Within the United States, a large study found differences of less than an inch between White, Black, Asian, and other racial groups. While these gaps were statistically detectable in large datasets, they’re practically minor for any individual. The overlap between groups is enormous, meaning a person’s region or ethnicity tells you very little about their specific measurement. High-quality evidence for large racial differences is weak, and extreme stereotypes don’t hold up under rigorous data.
How These Measurements Are Taken
The gold standard in research is clinician-measured “bone-pressed erect length.” The process involves standing upright, placing a rigid ruler along the top surface of the fully erect penis, pressing it firmly against the pubic bone, and reading the measurement at the tip. Pressing to the bone accounts for the fat pad at the base, making results comparable across men of different body weights.
This matters because self-reported measurements tend to run longer. Men often add 1 to 2 cm when measuring themselves, whether from optimistic technique or inconsistent method. Studies that rely on self-reports consistently produce inflated averages, which is why researchers prioritize clinician-measured data for accuracy.
A Possible Increase Over Decades
One unexpected finding from the 2023 meta-analysis: average erect length appears to have increased over the past three decades. The analysis found a statistically significant upward trend across all world regions and age groups, with erect length rising by roughly 24% over 29 years. The researchers could not pinpoint a definitive cause but noted that changes in nutrition, earlier puberty onset, and environmental chemical exposure are all plausible contributors. Flaccid length and girth did not show the same trend.

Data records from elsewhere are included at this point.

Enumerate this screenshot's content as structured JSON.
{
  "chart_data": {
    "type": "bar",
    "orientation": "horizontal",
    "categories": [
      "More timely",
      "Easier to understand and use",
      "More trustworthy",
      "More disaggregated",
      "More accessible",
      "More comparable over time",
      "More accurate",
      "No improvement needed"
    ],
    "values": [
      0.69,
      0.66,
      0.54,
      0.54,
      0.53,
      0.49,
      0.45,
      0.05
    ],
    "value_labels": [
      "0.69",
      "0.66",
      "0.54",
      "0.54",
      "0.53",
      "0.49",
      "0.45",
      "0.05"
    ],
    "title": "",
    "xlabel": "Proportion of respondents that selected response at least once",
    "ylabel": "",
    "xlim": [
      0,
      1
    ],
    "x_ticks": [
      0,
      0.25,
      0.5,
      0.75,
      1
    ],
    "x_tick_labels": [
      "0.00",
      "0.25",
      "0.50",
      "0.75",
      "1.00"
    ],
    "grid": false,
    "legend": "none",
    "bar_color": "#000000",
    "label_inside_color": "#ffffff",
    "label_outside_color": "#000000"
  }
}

Common Myths About Size Predictors
Foot size has no relationship to penis size. A UK study specifically tested this and found no meaningful link. Height shows a weak but consistent correlation, meaning taller men are slightly more likely to be larger, but the connection is too loose to predict anything for an individual. The best external hint researchers have found involves finger proportions: men whose ring finger is noticeably longer than their index finger tend to measure slightly longer, likely because both traits are influenced by prenatal hormone exposure. Even that relationship is marginal.
Perception vs. Reality
In a large survey published through the American Psychological Association, 66% of men rated their own penis as average, 22% considered themselves large, and 12% felt they were small. That 12% figure is far higher than the roughly 2.5% of men who actually fall below the statistical lower end of the normal range. The viewing angle matters: looking down at your own body foreshortens the visual length, while seeing others from the side (in locker rooms, for instance) gives a more flattering perspective. Pornography further distorts perception, as performers are selected specifically for being well above average.
The clinical threshold for a micropenis, a recognized medical condition, is an erect length below 7 cm (2.75 inches). This affects fewer than 1% of men. For the vast majority of men who worry about their size, the concern is psychological rather than anatomical, driven by a skewed sense of what “normal” looks like.